Neben Gesprächen und gegenseitigem Kennenlernen klärten die Teams über die Gefahren und Folgen erhöhten Alkoholkonsums auf. Ebenso verteilten sie Buttons mit dem Aufdruck „No Alk – Max Fun“ und Saft-Gutscheine für die Saft-Bar „Man kann auf Jugendliche bei solchen Festen sehr wohl Einfluss nehmen“, sagt Peter Schmitz und berichtet von einer Gruppe 14jähriger, die nach dem Gespräch mit dem Team weniger Mix-Getränke als geplant zu sich genommen hatte.

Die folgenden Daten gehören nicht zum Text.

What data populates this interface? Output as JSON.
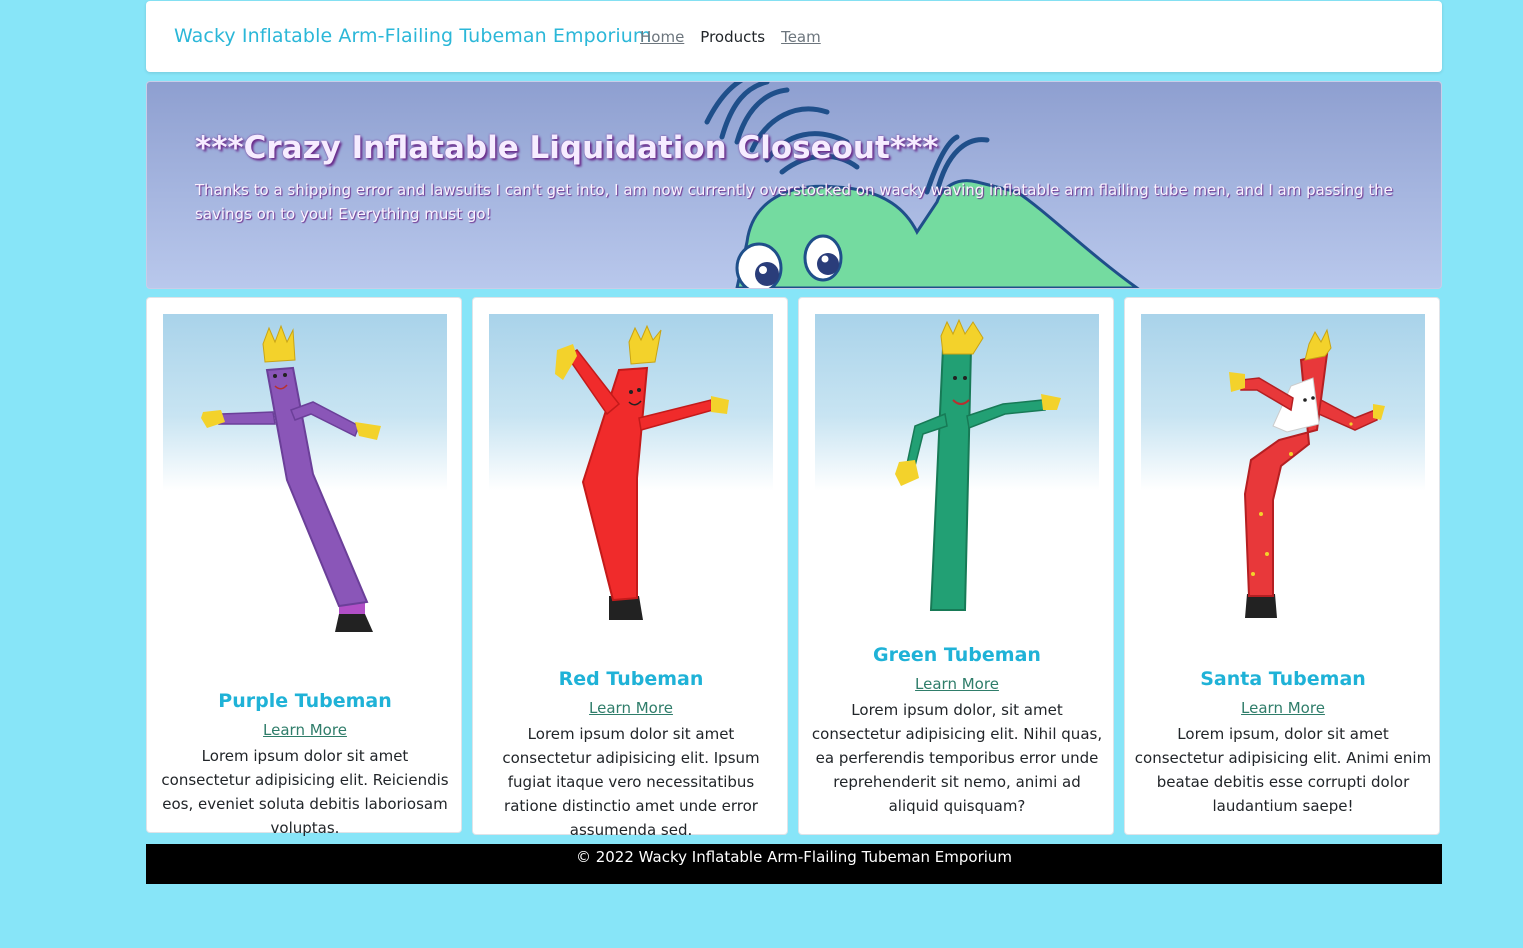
{
  "navbar": {
    "brand": "Wacky Inflatable Arm-Flailing Tubeman Emporium",
    "links": [
      {
        "label": "Home",
        "active": false
      },
      {
        "label": "Products",
        "active": true
      },
      {
        "label": "Team",
        "active": false
      }
    ]
  },
  "hero": {
    "title": "***Crazy Inflatable Liquidation Closeout***",
    "text": "Thanks to a shipping error and lawsuits I can't get into, I am now currently overstocked on wacky waving inflatable arm flailing tube men, and I am passing the savings on to you! Everything must go!"
  },
  "products": [
    {
      "title": "Purple Tubeman",
      "link": "Learn More",
      "text": "Lorem ipsum dolor sit amet consectetur adipisicing elit. Reiciendis eos, eveniet soluta debitis laboriosam voluptas.",
      "color": "#8a56b8"
    },
    {
      "title": "Red Tubeman",
      "link": "Learn More",
      "text": "Lorem ipsum dolor sit amet consectetur adipisicing elit. Ipsum fugiat itaque vero necessitatibus ratione distinctio amet unde error assumenda sed.",
      "color": "#f02b2b"
    },
    {
      "title": "Green Tubeman",
      "link": "Learn More",
      "text": "Lorem ipsum dolor, sit amet consectetur adipisicing elit. Nihil quas, ea perferendis temporibus error unde reprehenderit sit nemo, animi ad aliquid quisquam?",
      "color": "#22a074"
    },
    {
      "title": "Santa Tubeman",
      "link": "Learn More",
      "text": "Lorem ipsum, dolor sit amet consectetur adipisicing elit. Animi enim beatae debitis esse corrupti dolor laudantium saepe!",
      "color": "#e8383a"
    }
  ],
  "footer": {
    "text": "© 2022 Wacky Inflatable Arm-Flailing Tubeman Emporium"
  },
  "colors": {
    "page_background": "#87e5f8",
    "brand": "#2bb7d8",
    "card_title": "#1fb2d7",
    "link": "#2f7d6a"
  }
}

Erfreulich für alle Beteiligten: Während der beiden Einsätze zwischen 15:00 und 19:00 Uhr war kein Kontakt zum Deutschen Roten Kreuz und der Polizei Ravensburg notwendig. Etwaige Konfliktsituationen konnten durch Gespräche mit den beiden Teams im Vorfeld entschärft werden. Um die Jugendlichen künftig noch besser zu erreichen, denken die Initiatoren an einen erweiterten Einsatz von Rutenfreitag bis Rutendienstag und an spätere Rundgänge in den Abend hinein. Viele Jugendliche wollten in diesem Jahr wissen, wie und wo die Jugendteams in Notfällen erreichbar sind. Daher wird auch ein fester Stützpunkt der Teams für künftige Einsätze überdacht.